DME program: Phase 2 signal and Phase 3 enrollment expectations
Turning to DME, Duker discussed the Phase 2 VERONA trial, which tested higher-payload inserts. He said EyePoint increased the insert payload to 94% drug and 6% matrix without changing release characteristics or bioerodibility. In VERONA, he described head-to-head results versus EYLEA in active DME patients, stating that as early as week four, DURAVYU showed 4–5 letters better vision and about 50 microns thinner retinal thickness versus EYLEA in the short term.
The Phase 3 DME trials, COMO and CAPRI, are identical and are expected to enroll about 240 patients each across U.S. and ex-U.S. sites. Duker said both studies are recruiting and that EyePoint expects to announce full enrollment in the third quarter of this year, which he said would imply top-line results in the fourth quarter of 2027.
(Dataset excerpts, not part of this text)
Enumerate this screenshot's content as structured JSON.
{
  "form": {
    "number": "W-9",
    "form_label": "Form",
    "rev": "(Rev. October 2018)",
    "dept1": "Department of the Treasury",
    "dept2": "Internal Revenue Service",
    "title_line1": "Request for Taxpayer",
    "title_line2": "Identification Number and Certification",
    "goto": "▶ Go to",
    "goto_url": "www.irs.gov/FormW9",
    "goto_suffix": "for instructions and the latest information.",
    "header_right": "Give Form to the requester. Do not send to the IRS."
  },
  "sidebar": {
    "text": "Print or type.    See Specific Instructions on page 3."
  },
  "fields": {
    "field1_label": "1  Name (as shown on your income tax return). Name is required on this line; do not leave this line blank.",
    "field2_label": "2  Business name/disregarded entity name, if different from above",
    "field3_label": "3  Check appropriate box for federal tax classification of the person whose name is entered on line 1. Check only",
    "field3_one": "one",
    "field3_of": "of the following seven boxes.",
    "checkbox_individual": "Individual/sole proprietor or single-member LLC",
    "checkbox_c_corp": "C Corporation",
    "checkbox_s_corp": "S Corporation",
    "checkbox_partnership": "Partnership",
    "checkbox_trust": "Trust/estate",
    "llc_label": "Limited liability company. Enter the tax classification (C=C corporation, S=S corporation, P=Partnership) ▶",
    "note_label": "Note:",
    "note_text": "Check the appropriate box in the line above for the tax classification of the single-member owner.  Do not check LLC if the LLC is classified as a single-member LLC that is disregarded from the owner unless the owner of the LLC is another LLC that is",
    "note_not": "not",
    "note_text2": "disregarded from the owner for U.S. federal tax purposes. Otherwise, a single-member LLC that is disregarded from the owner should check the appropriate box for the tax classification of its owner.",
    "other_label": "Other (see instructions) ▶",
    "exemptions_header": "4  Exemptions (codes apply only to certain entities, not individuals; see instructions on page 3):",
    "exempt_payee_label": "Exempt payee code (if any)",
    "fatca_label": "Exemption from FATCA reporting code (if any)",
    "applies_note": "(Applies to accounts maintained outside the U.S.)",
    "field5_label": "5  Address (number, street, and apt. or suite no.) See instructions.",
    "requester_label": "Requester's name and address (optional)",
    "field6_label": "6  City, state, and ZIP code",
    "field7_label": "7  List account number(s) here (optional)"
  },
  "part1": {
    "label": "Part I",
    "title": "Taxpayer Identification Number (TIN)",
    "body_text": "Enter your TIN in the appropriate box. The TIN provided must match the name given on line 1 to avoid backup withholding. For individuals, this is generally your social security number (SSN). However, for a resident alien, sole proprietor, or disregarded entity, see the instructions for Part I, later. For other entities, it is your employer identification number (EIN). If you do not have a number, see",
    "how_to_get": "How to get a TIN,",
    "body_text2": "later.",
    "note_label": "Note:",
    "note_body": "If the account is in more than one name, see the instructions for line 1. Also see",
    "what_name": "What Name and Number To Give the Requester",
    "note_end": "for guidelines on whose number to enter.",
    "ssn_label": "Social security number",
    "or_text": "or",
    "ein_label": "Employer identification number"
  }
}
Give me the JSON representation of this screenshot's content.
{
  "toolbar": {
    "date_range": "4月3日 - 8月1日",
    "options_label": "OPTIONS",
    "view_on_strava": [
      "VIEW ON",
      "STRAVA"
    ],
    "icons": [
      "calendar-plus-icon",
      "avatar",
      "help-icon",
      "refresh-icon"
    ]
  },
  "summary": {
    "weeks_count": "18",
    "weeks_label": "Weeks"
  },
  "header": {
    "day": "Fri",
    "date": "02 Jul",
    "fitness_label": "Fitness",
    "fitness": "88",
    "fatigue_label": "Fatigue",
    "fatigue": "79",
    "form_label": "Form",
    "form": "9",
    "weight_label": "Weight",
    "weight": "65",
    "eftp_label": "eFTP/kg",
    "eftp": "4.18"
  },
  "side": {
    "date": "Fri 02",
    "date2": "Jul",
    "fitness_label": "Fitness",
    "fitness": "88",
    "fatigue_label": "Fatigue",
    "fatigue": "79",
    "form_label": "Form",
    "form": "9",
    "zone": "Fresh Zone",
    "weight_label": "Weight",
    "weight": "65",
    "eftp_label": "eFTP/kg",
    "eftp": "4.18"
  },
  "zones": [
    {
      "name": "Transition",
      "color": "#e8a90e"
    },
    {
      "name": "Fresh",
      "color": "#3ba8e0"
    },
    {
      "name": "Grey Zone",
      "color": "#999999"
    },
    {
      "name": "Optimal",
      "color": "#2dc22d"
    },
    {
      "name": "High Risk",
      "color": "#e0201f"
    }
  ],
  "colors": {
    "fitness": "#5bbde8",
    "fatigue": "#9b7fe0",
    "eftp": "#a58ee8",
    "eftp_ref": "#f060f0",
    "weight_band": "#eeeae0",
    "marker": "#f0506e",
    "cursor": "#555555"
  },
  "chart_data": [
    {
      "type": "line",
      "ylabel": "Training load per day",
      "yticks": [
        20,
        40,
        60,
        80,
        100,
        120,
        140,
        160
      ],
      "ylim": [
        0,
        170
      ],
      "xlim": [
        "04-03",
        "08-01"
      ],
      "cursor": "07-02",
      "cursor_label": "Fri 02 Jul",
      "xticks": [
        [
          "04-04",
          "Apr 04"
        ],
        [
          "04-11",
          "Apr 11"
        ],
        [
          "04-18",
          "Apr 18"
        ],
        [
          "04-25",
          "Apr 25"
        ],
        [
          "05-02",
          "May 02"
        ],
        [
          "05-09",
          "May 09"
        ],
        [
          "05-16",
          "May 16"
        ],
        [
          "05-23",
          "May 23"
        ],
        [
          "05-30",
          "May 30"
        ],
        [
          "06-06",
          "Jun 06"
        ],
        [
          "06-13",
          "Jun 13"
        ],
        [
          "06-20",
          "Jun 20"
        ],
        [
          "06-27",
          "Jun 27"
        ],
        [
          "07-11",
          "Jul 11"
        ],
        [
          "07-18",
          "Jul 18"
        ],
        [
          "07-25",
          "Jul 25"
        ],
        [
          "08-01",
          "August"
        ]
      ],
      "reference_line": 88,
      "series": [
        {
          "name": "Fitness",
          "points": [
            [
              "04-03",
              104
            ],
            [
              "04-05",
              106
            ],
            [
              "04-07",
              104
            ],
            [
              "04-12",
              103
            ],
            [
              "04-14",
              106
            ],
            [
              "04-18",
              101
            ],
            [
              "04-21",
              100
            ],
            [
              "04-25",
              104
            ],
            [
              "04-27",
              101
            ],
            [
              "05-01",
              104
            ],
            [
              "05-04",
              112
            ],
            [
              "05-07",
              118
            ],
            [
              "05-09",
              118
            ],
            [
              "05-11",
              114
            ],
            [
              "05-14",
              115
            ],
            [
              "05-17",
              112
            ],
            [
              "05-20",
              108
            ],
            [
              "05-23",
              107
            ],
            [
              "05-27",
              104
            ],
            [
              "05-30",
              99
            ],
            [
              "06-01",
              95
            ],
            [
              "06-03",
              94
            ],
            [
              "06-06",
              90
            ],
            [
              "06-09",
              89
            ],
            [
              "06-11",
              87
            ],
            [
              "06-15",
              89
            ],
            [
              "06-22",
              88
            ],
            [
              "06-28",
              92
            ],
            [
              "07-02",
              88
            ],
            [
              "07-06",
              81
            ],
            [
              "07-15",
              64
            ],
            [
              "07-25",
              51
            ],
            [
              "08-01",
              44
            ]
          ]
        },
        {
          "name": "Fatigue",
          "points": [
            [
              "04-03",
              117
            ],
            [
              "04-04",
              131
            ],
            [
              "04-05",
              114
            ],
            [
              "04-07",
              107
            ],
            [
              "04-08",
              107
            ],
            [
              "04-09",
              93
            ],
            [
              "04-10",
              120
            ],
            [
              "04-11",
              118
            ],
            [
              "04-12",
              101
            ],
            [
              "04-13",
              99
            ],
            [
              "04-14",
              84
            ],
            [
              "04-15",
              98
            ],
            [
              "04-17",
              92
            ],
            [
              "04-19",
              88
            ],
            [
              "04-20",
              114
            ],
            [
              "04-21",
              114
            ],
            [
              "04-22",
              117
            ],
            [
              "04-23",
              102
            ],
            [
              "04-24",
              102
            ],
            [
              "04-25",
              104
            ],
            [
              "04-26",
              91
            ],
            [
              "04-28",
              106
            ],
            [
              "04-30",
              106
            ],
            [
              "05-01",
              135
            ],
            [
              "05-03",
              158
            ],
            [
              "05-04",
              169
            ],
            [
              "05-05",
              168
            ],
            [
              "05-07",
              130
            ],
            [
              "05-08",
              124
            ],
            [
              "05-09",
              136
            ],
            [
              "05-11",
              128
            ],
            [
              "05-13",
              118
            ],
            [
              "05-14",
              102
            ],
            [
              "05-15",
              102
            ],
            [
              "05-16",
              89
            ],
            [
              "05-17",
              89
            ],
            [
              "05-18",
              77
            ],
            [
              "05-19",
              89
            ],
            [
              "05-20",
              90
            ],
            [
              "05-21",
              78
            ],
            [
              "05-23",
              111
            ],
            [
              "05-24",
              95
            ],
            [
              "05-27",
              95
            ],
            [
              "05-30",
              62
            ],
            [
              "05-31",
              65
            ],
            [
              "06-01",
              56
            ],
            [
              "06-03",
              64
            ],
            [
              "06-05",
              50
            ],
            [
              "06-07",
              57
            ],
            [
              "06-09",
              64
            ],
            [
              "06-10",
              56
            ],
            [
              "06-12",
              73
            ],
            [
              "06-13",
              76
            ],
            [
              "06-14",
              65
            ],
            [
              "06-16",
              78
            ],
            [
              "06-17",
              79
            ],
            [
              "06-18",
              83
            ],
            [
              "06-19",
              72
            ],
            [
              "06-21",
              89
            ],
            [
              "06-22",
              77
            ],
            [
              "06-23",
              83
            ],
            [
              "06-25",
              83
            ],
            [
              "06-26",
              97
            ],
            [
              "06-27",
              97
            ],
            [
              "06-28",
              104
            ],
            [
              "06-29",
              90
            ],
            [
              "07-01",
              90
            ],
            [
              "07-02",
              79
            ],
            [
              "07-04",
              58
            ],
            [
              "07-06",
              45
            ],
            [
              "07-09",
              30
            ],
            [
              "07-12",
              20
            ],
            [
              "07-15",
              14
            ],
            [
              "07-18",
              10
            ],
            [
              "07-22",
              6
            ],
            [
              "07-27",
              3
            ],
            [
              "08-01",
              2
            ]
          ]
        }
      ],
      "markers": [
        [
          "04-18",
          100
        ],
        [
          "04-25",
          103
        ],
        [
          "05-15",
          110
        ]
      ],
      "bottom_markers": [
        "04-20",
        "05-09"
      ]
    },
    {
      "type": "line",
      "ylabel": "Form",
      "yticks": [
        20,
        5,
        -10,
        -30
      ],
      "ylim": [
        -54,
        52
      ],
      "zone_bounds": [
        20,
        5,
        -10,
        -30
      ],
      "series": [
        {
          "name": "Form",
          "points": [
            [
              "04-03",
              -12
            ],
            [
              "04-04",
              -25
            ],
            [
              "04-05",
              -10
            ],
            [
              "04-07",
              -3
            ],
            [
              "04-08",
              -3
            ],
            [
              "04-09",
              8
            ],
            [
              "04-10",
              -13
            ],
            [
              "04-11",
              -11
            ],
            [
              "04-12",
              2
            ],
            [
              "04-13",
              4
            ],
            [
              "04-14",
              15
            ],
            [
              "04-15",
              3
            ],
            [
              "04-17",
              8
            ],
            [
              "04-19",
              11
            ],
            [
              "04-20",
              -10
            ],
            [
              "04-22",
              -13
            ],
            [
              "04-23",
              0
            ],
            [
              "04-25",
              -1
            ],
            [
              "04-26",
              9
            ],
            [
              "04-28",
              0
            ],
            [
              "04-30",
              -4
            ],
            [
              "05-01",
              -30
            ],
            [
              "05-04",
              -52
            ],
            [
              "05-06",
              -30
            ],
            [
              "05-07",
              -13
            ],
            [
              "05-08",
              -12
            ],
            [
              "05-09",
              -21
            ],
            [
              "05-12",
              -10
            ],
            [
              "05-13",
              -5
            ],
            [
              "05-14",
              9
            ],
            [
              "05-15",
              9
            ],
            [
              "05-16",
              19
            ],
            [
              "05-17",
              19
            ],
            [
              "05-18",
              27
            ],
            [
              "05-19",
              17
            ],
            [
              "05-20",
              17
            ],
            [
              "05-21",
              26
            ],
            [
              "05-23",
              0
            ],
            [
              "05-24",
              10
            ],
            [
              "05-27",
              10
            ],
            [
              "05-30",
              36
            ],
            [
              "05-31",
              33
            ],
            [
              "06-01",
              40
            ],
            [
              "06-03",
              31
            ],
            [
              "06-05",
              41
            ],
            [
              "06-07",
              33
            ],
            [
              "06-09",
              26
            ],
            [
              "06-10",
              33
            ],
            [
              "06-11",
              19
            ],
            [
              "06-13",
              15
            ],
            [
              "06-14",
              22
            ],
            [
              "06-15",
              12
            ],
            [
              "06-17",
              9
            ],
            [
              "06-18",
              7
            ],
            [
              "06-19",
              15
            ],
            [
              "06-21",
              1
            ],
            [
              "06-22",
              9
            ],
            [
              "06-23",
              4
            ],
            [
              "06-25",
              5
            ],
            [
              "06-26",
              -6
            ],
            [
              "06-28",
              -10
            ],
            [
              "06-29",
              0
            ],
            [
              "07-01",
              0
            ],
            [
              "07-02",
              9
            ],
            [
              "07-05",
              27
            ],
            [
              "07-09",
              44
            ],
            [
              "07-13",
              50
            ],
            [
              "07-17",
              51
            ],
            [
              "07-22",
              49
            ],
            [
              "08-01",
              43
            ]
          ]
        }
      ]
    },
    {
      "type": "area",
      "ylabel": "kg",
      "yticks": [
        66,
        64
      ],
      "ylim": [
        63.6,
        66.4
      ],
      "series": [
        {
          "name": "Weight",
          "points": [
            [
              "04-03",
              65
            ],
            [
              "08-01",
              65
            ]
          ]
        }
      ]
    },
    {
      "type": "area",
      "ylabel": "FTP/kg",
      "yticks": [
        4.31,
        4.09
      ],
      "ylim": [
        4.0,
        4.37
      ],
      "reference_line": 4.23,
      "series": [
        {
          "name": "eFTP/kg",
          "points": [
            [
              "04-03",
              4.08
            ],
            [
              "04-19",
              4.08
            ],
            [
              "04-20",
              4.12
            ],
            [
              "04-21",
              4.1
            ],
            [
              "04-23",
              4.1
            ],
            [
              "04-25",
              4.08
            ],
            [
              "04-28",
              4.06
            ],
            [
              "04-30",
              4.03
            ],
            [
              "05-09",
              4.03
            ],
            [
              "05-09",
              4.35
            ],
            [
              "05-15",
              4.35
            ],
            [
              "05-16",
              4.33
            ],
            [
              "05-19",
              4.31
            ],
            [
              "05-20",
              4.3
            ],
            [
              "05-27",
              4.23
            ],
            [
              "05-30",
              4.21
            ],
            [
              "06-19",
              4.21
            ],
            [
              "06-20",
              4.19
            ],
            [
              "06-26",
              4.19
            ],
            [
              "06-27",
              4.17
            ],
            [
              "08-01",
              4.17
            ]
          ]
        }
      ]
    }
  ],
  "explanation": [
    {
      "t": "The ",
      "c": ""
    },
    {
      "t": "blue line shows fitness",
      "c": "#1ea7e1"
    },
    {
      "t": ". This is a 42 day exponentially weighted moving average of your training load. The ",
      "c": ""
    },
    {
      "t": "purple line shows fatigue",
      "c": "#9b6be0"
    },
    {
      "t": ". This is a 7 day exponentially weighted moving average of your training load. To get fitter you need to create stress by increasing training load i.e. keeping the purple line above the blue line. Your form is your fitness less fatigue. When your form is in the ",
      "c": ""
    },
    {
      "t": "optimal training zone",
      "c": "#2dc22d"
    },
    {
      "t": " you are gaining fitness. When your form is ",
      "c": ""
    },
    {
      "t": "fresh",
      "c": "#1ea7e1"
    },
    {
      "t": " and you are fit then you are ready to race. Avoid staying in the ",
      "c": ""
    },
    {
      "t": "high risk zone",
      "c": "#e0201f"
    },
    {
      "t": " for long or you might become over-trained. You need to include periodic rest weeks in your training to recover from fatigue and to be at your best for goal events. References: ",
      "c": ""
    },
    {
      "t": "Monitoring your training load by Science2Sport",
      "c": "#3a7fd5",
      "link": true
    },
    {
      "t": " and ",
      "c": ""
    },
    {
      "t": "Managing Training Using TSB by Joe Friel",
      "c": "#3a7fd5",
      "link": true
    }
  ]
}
Legal dispute and safety discussion
Duker addressed a recent company announcement involving legal action, saying publicly available DURAVYU data has been “misrepresented and falsely portrayed by a competitor.” He said EyePoint attempted to resolve the matter directly but ultimately pursued legal action to correct and remove what it views as false statements, while emphasizing the issue would not distract from clinical execution. He said he could not comment further due to the ongoing legal matter.
On safety, Duker and RBC’s Lisa Walter discussed aqueous humor taps conducted during Phase 2. Duker said taps are not part of Phase 3 and noted that in DAVIO 2 there was one case of endophthalmitis in the DURAVYU arm and one in the EYLEA arm occurring immediately after an anterior chamber tap, after which taps were discontinued. He also said two other endophthalmitis cases in a DURAVYU treatment arm occurred immediately following EYLEA supplemental injections—one three months and another five months after DURAVYU was administered.
Chief Financial Officer George Elston said the company has been “judicious” with spending, focusing on clinical trials and preparation for an NDA as well as commercial-scale manufacturing readiness. He said cash guidance remains into the fourth quarter of 2027. Elston added that EyePoint ended last year with a little over $300 million in cash and expects to have “well over a year of cash” at the time it reports wet AMD data this summer, while funding all four Phase 3 trials, its Northbridge facility, and CMC preparation.
About Eyepoint Pharmaceuticals (NASDAQ:EYPT)
Eyepoint Pharmaceuticals, Inc is a biopharmaceutical company focused on the development and commercialization of therapies for the treatment of ocular diseases. The company’s proprietary platform centers on sustained-release formulations designed to improve drug delivery to the posterior segment of the eye, addressing conditions that often require repeated intravitreal injections or intensive topical regimens. Eyepoint’s commercial strategy combines in-house sales and marketing capabilities with targeted partnerships to bring its therapies to ophthalmologists and retina specialists across the United States.
Eyepoint’s lead products include YUTIQ, a fluocinolone acetonide intravitreal implant indicated for the prevention of relapse in non-infectious uveitis affecting the posterior segment of the eye, and DEXYCU, a dexamethasone intraocular suspension approved for postoperative inflammation following ocular surgery.